State models in complex tasks

 

Sometimes, of course, your task may be too complicated to represent with a single state chain. Perhaps you are training animals to respond under a discriminative stimulus. Different stimuli are presented and lever-pressing is measured during each stimulus. The stimuli are controlled on one progression (e.g. interstimulus interval S1 ISI S2…), and you want to ignore lever-presses while your pump is running, so you implement waiting and delivering reinforcement states as well. It would be easiest to represent these states in two variables (maybe called StimulusSequenceState and LeverState). That way the transition from one state to the other is clearly defined for each variable (if a single variable was used for both, you'd have to work out which stimulus state to go back into when the reinforcer has been delivered, and so on).
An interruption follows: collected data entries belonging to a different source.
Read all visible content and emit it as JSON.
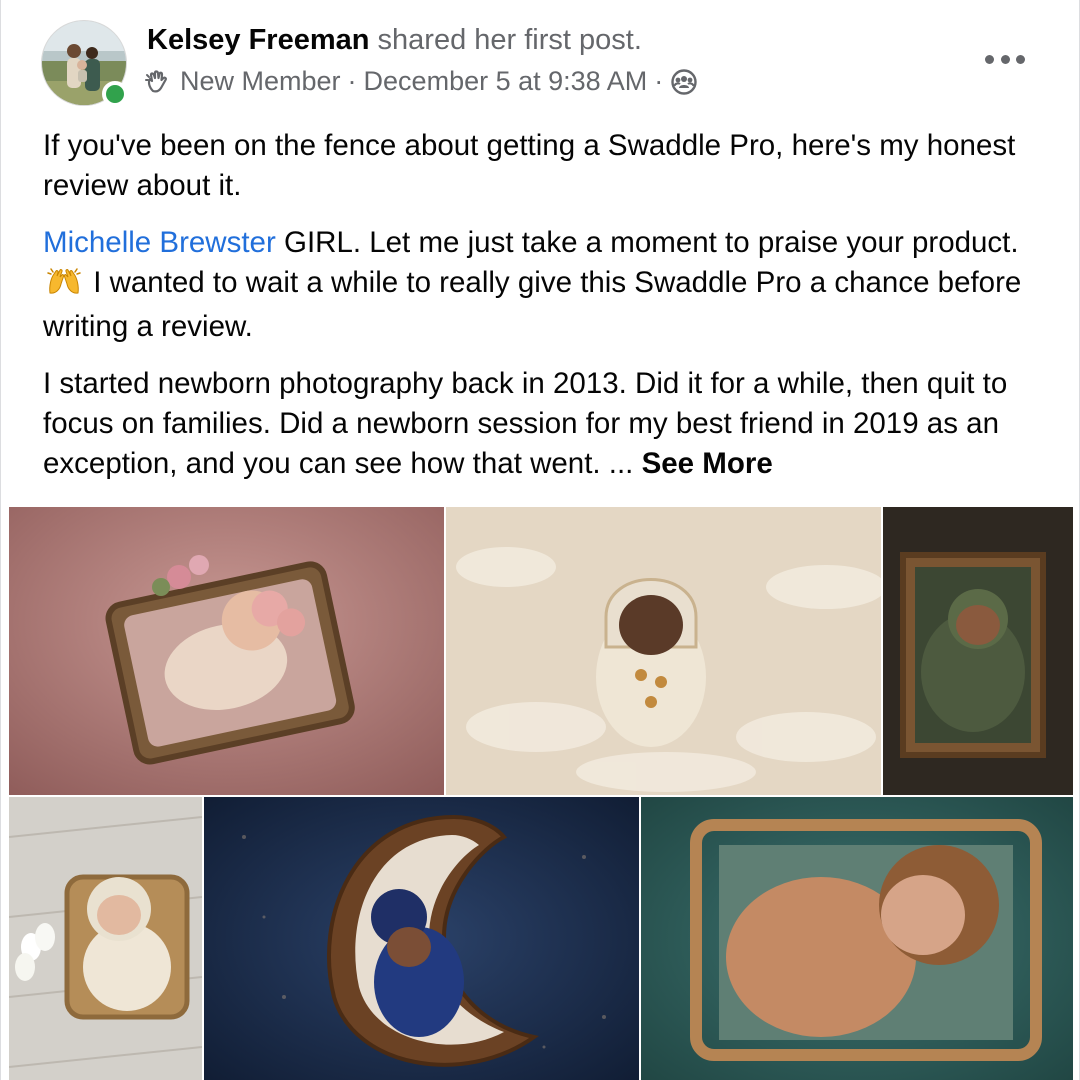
{
  "post": {
    "author": "Kelsey Freeman",
    "action": "shared her first post.",
    "badge": "New Member",
    "timestamp": "December 5 at 9:38 AM",
    "separator": "·",
    "badge_icon": "waving-hand-icon",
    "audience_icon": "group-audience-icon",
    "more_icon": "more-options-icon",
    "online_color": "#31a24c",
    "mention_color": "#216fdb",
    "paragraphs": {
      "p1": "If you've been on the fence about getting a Swaddle Pro, here's my honest review about it.",
      "p2_mention": "Michelle Brewster",
      "p2_text_a": " GIRL. Let me just take a moment to praise your product.",
      "p2_emoji": "raising-hands-emoji",
      "p2_text_b": " I wanted to wait a while to really give this Swaddle Pro a chance before writing a review.",
      "p3": "I started newborn photography back in 2013. Did it for a while, then quit to focus on families. Did a newborn session for my best friend in 2019 as an exception, and you can see how that went. ... ",
      "see_more": "See More"
    }
  },
  "photos": [
    {
      "name": "newborn-pink-basket-photo",
      "palette": [
        "#b07a78",
        "#e9cdbe",
        "#8a6a44"
      ]
    },
    {
      "name": "newborn-cream-fur-photo",
      "palette": [
        "#e8dccb",
        "#f4ede2",
        "#3d2a1f"
      ]
    },
    {
      "name": "newborn-green-crate-photo",
      "palette": [
        "#2b261f",
        "#4d5a3f",
        "#7a5532"
      ]
    },
    {
      "name": "newborn-white-bonnet-photo",
      "palette": [
        "#d9d6d0",
        "#efe6d6",
        "#a9834d"
      ]
    },
    {
      "name": "newborn-moon-bowl-photo",
      "palette": [
        "#1d2f4e",
        "#6b4224",
        "#223a80"
      ]
    },
    {
      "name": "newborn-rattan-bed-photo",
      "palette": [
        "#2d5e5a",
        "#c48a64",
        "#a97e4f"
      ]
    }
  ]
}
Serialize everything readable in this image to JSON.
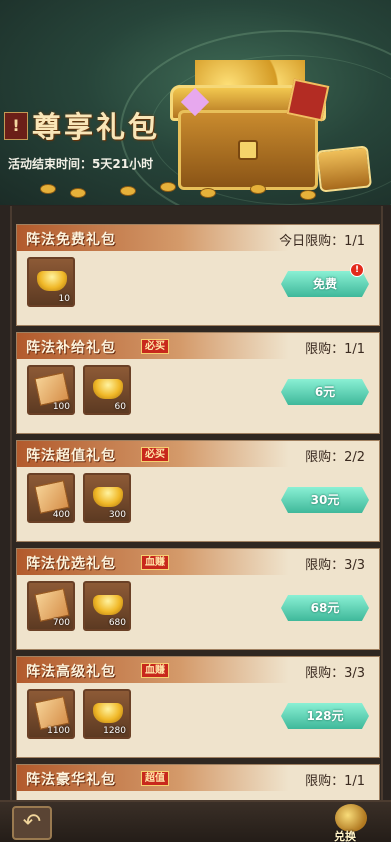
{
  "header": {
    "title_badge": "!",
    "title": "尊享礼包",
    "countdown_label": "活动结束时间：",
    "countdown_value": "5天21小时"
  },
  "packs": [
    {
      "name": "阵法免费礼包",
      "tag": "",
      "limit": "今日限购：1/1",
      "items": [
        {
          "kind": "ingot-icon",
          "qty": "10"
        }
      ],
      "button": "免费",
      "has_alert": true,
      "alert": "!"
    },
    {
      "name": "阵法补给礼包",
      "tag": "必买",
      "limit": "限购：1/1",
      "items": [
        {
          "kind": "scroll-icon",
          "qty": "100"
        },
        {
          "kind": "ingot-icon",
          "qty": "60"
        }
      ],
      "button": "6元",
      "has_alert": false
    },
    {
      "name": "阵法超值礼包",
      "tag": "必买",
      "limit": "限购：2/2",
      "items": [
        {
          "kind": "scroll-icon",
          "qty": "400"
        },
        {
          "kind": "ingot-icon",
          "qty": "300"
        }
      ],
      "button": "30元",
      "has_alert": false
    },
    {
      "name": "阵法优选礼包",
      "tag": "血赚",
      "limit": "限购：3/3",
      "items": [
        {
          "kind": "scroll-icon",
          "qty": "700"
        },
        {
          "kind": "ingot-icon",
          "qty": "680"
        }
      ],
      "button": "68元",
      "has_alert": false
    },
    {
      "name": "阵法高级礼包",
      "tag": "血赚",
      "limit": "限购：3/3",
      "items": [
        {
          "kind": "scroll-icon",
          "qty": "1100"
        },
        {
          "kind": "ingot-icon",
          "qty": "1280"
        }
      ],
      "button": "128元",
      "has_alert": false
    },
    {
      "name": "阵法豪华礼包",
      "tag": "超值",
      "limit": "限购：1/1",
      "items": [],
      "button": "",
      "has_alert": false
    }
  ],
  "bottom": {
    "back_icon": "back-arrow-icon",
    "exchange_label": "兑换"
  },
  "colors": {
    "card_bg": "#efe3cc",
    "button": "#3fb89a",
    "tag_red": "#c8281c"
  }
}
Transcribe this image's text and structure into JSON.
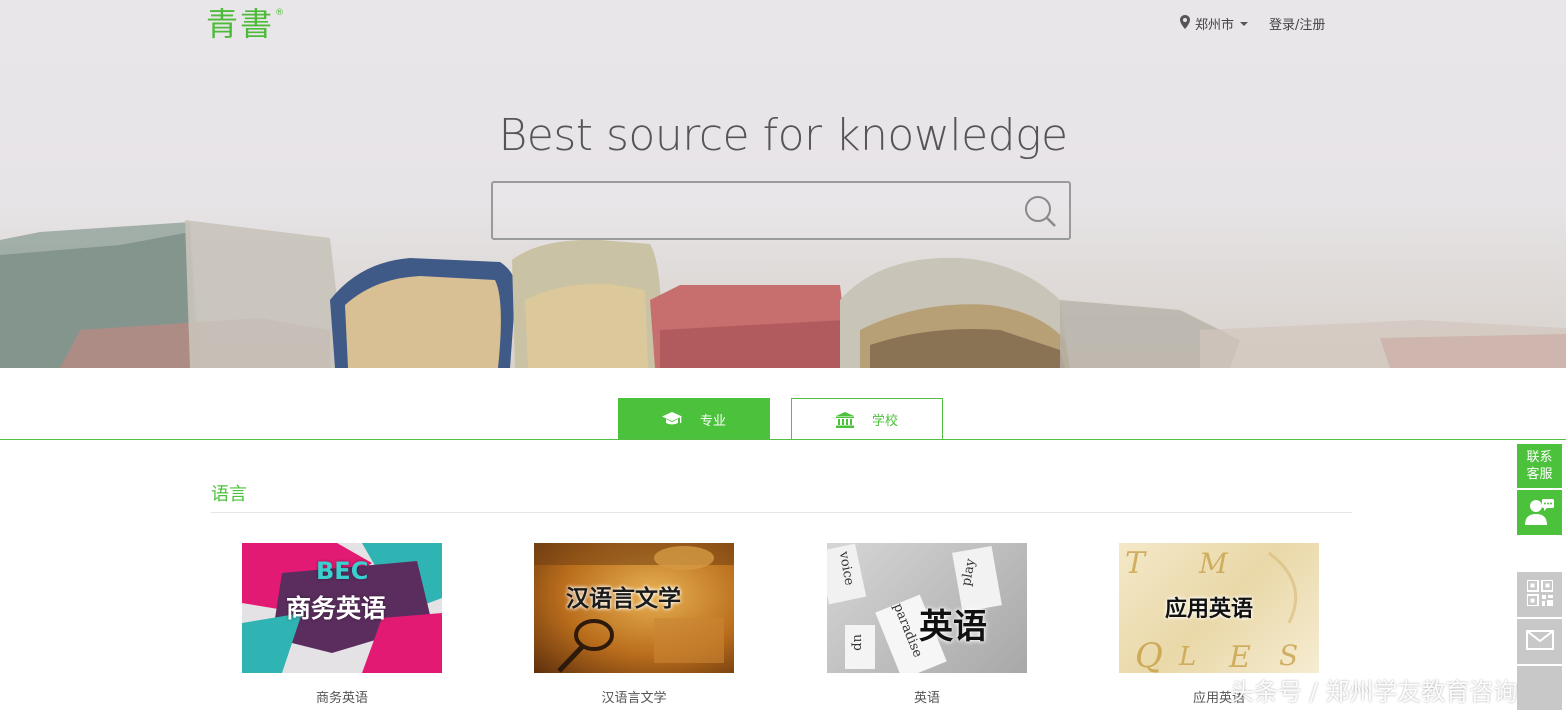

The response to a lever-press would then depend on the conjoint state of both variables – reinforcement would be delivered when the discriminative S+ was on and the pump was off.

 

Furthermore, states may be controlled on the basis of time (and therefore, in Whisker, timers). A random interval schedule sets up a 'ticker'; every second, reinforcement is or is not 'set up'. When the rat presses a lever, reinforcement is only delivered if it has been set up by the timer-based schedule. This is another example easily implemented if you think about the states involved.

 

Most complicated tasks are very easily represented using state models. For example, the notorious five-choice serial reaction time task has various states: when a stimulus is presented, for example (the Stimulus On state?), several things can happen: the rat can respond correctly or incorrectly, or it can fail to respond within a time limit. There are three states that the system can move into: a timer will move it into the Omission Timeout state, but before this occurs, a response from the rat can move the system into a Delivering Reward or a Incorrect Response Timeout state. (Maybe in this example the two timeouts do not need to be distinguished.)